GE collaborates on investigational molecular breast imaging system
GE Healthcare is collaborating in two clinical trials with the Tel Aviv Sourasky Medical Center in Tel Aviv, Israel, and the Hamilton Health Sciences Hospital in Hamilton, Ontario, on the use of a new technology that may assist in assessment and early detection of breast cancer in women who are at high risk for the disease.

The company said its investigational Molecular Breast Imaging (MBI) system is a gamma camera dedicated for breast imaging based on accumulation of a radioactive tracer in hypermetabolic cancer cells. It uses cadmium zinc telluride imaging detectors to replace the standard NaI detectors routinely used for gamma cameras. Early clinical work done in the Mayo Clinic in the U.S. shows encouraging results, GE said.

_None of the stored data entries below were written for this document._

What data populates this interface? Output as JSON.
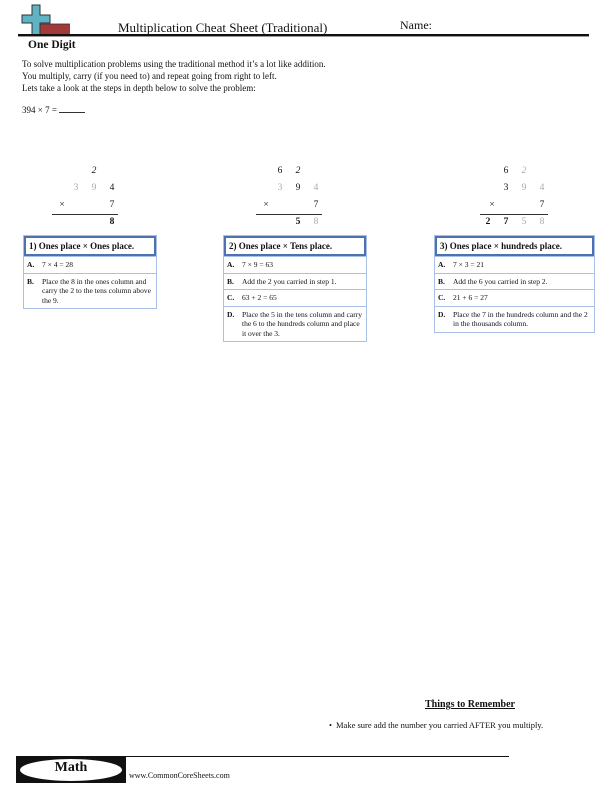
{
  "header": {
    "title": "Multiplication Cheat Sheet (Traditional)",
    "name_label": "Name:",
    "logo_icon": "plus-logo-icon"
  },
  "subtitle": "One Digit",
  "intro": {
    "lines": [
      "To solve multiplication problems using the traditional method it’s a lot like addition.",
      "You multiply, carry (if you need to) and repeat going from right to left.",
      "Lets take a look at the steps in depth below to solve the problem:"
    ]
  },
  "problem": {
    "text": "394 × 7 ="
  },
  "work": [
    {
      "carry": [
        "",
        "",
        "2"
      ],
      "top": [
        "3",
        "9",
        "4"
      ],
      "times": "×",
      "bottom": "7",
      "result": [
        "",
        "",
        "",
        "8"
      ]
    },
    {
      "carry": [
        "",
        "6",
        "2"
      ],
      "top": [
        "3",
        "9",
        "4"
      ],
      "times": "×",
      "bottom": "7",
      "result": [
        "",
        "",
        "5",
        "8"
      ]
    },
    {
      "carry": [
        "",
        "6",
        "2"
      ],
      "top": [
        "3",
        "9",
        "4"
      ],
      "times": "×",
      "bottom": "7",
      "result": [
        "2",
        "7",
        "5",
        "8"
      ]
    }
  ],
  "steps": [
    {
      "title": "1) Ones place × Ones place.",
      "items": [
        {
          "label": "A.",
          "text": "7 × 4 = 28"
        },
        {
          "label": "B.",
          "text": "Place the 8 in the ones column and carry the 2 to the tens column above the 9."
        }
      ]
    },
    {
      "title": "2) Ones place × Tens place.",
      "items": [
        {
          "label": "A.",
          "text": "7 × 9 = 63"
        },
        {
          "label": "B.",
          "text": "Add the 2 you carried in step 1."
        },
        {
          "label": "C.",
          "text": "63 + 2 = 65"
        },
        {
          "label": "D.",
          "text": "Place the 5 in the tens column and carry the 6 to the hundreds column and place it over the 3."
        }
      ]
    },
    {
      "title": "3) Ones place × hundreds place.",
      "items": [
        {
          "label": "A.",
          "text": "7 × 3 = 21"
        },
        {
          "label": "B.",
          "text": "Add the 6 you carried in step 2."
        },
        {
          "label": "C.",
          "text": "21 + 6 = 27"
        },
        {
          "label": "D.",
          "text": "Place the 7 in the hundreds column and the 2 in the thousands column."
        }
      ]
    }
  ],
  "remember": {
    "title": "Things to Remember",
    "items": [
      "Make sure add the number you carried AFTER you multiply."
    ]
  },
  "footer": {
    "badge": "Math",
    "site": "www.CommonCoreSheets.com"
  },
  "colors": {
    "step_border": "#4e71b0",
    "row_border": "#a9c1e6",
    "logo_plus": "#5fb3c4",
    "logo_bar": "#a33a3a"
  }
}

The team in Hamilton is running a prospective pilot study to explore the ability of GE's MBI system to detect breast cancer and to evaluate the feasibility, acceptability and safety of using a MBI gamma camera in women at high risk of developing breast cancer.

The Institute of Nuclear Medicine in the Tel Aviv Souraskiy Medical Center is running a clinical trial for early detection of breast cancer in women where current imaging techniques, mainly mammography, are less effective. The purpose of the study is to assess the clinical performance of the new technology specifically in areas where current clinical techniques are not optimal: women with dense breast tissue, after previous surgery and women with locally advanced breast cancer before and after neo-adjuvant chemotherapy.